Ratownictwo wodne i nowoczesny sprzęt strażaków
– Bierzemy udział w pokazach, co też jest dla nas formą ćwiczenia. Nim wyjedziemy na pokaz rozkładamy i sprawdzamy sprzęt, usuwamy drobne usterki i utrwalamy sobie zasady jego działania, ćwiczenia w zadymionym pomieszczeniu. Poza tym po każdej akcji analizujemy jej przebieg i staramy się uniknąć niektórych niespodzianek przy kolejnej. Przeprowadzamy symulację akcji ratowniczej i podsumowujemy jej wynik. Ostatnio postanowiliśmy wyszkolić się w ratownictwie wodnym, mamy 15 ratowników z uprawnieniami sterników motorowodnych, 13 ma patent na holowanie a we wrześniu kolejne osoby idą na kurs ratownika wodnego i liczymy, że to nie koniec, bo wyszkolenie może okazać się bardzo przydatne. Tym bardziej, że położenie nad Zatoką Pucką niejako motywuje nas do tego kierunku – mówi prezes.

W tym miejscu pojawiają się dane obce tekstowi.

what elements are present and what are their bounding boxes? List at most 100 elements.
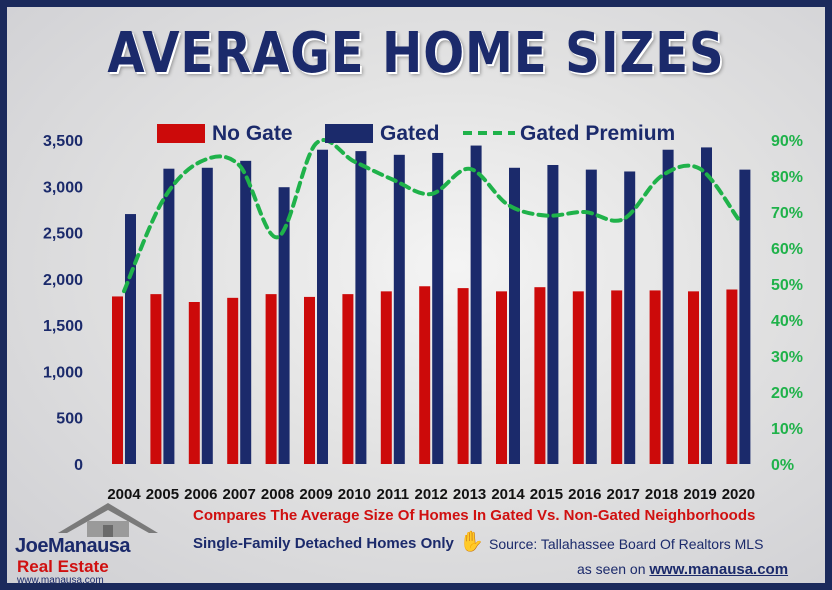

Czego jeszcze brakuje OSP Swarzewo?
Dysponują doskonałym sprzętem m.in. kamerą termowizyjną, dronem z kamerą termowizyjną, sprzętem do ratownictwa drogowego i technicznego i właściwie nic im nie brakuje oprócz samochodu gaśniczego z prawdziwego zdarzenia.
– Dwa lekkie samochody nie zastąpią jednego średniego – zakończył prezes Mateusz Rekowski.